Comunicado do Banco de Portugal

Citamos:

https://www.bportugal.pt/pt-PT/OBancoeoEurosistema/ComunicadoseNotasdeInformacao/Paginas/combp20160112.aspx

Esclarecimento sobre a venda da atividade do BANIF num contexto de resolução

A propósito do processo de resolução do BANIF e das propostas recebidas para a aquisição da atividade desta instituição, o Banco de Portugal divulga os seguintes esclarecimentos:

1. Na sequência da abertura pela Comissão Europeia do processo de investigação aprofundada sobre o auxílio estatal recebido pelo BANIF no início de 2013, e perante a possibilidade de vir a ser declarado ilegal o auxílio e consequentemente exigida a sua restituição, os acionistas e o Conselho de Administração do BANIF iniciaram um processo de venda da instituição.
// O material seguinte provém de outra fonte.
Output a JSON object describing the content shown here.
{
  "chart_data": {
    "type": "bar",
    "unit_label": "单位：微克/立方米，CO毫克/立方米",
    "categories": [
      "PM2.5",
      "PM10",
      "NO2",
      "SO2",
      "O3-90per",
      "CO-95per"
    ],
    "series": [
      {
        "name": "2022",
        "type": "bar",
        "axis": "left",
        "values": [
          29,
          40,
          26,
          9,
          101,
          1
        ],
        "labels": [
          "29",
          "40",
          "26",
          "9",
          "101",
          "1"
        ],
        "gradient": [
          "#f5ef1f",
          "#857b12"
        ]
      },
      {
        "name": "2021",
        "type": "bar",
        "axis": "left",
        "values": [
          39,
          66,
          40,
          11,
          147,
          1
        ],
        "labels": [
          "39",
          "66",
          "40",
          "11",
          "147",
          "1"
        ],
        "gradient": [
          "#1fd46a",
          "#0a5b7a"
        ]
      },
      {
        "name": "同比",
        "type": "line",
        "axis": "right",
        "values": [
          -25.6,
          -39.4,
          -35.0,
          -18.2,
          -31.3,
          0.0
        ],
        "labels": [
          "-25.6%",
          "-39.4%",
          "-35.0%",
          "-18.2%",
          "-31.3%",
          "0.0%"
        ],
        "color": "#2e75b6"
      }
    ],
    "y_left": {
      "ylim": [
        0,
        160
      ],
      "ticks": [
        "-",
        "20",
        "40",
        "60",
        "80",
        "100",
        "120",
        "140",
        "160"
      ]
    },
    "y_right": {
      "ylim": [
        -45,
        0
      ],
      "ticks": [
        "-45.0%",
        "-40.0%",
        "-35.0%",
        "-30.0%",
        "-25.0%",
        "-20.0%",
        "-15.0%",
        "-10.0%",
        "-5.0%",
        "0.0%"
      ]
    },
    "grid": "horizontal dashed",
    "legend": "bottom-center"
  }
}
2. Em 16 de dezembro de 2015, o Ministério das Finanças comunicou ao Banco de Portugal que “perante a sucessão mais recente de circunstâncias e desenvolvimentos havidos neste processo, designadamente perante a incapacidade de construir um cenário de viabilidade a médio prazo para o BANIF que fosse aceite pela Comissão Europeia, mas também perante o incumprimento já verificado nas condições da respetiva solvabilidade, com tendência acesa de agravamento face à possibilidade de ser ordenado ao Estado Português a recuperação do auxílio concedido em 2013, não parece restar alternativa outra que não passe pela resolução do BANIF”.

3. Em 17 de dezembro de 2015, na sequência da comunicação anterior e tendo em conta a oposição da Comissão Europeia à utilização do instrumento público de apoio ao capital próprio consagrado no artigo 57.° da Diretiva sobre a Recuperação e a Resolução de instituições de crédito, assim como o agravamento notório e muito acelerado da situação do BANIF – que conduzira a Comissão Europeia a assumir a posição de que, em caso de insucesso da venda do BANIF, deveria ter lugar a alienação da respetiva atividade no quadro de uma medida de resolução –, o Ministério das Finanças comunicou ao Banco de Portugal que a referida alienação de atividade, analisadas as alternativas de recurso, parecia corresponder à solução menos onerosa para o erário público.

4. No dia 19 de dezembro de 2015, o Ministério das Finanças informou o Banco de Portugal que não tinha sido possível concretizar a venda do BANIF no âmbito daquele processo de alienação, porque todas as propostas apresentadas pelos potenciais compradores implicavam auxílio de Estado adicional, conduzindo a que a alienação tivesse que ser realizada no quadro da aplicação de medidas de resolução.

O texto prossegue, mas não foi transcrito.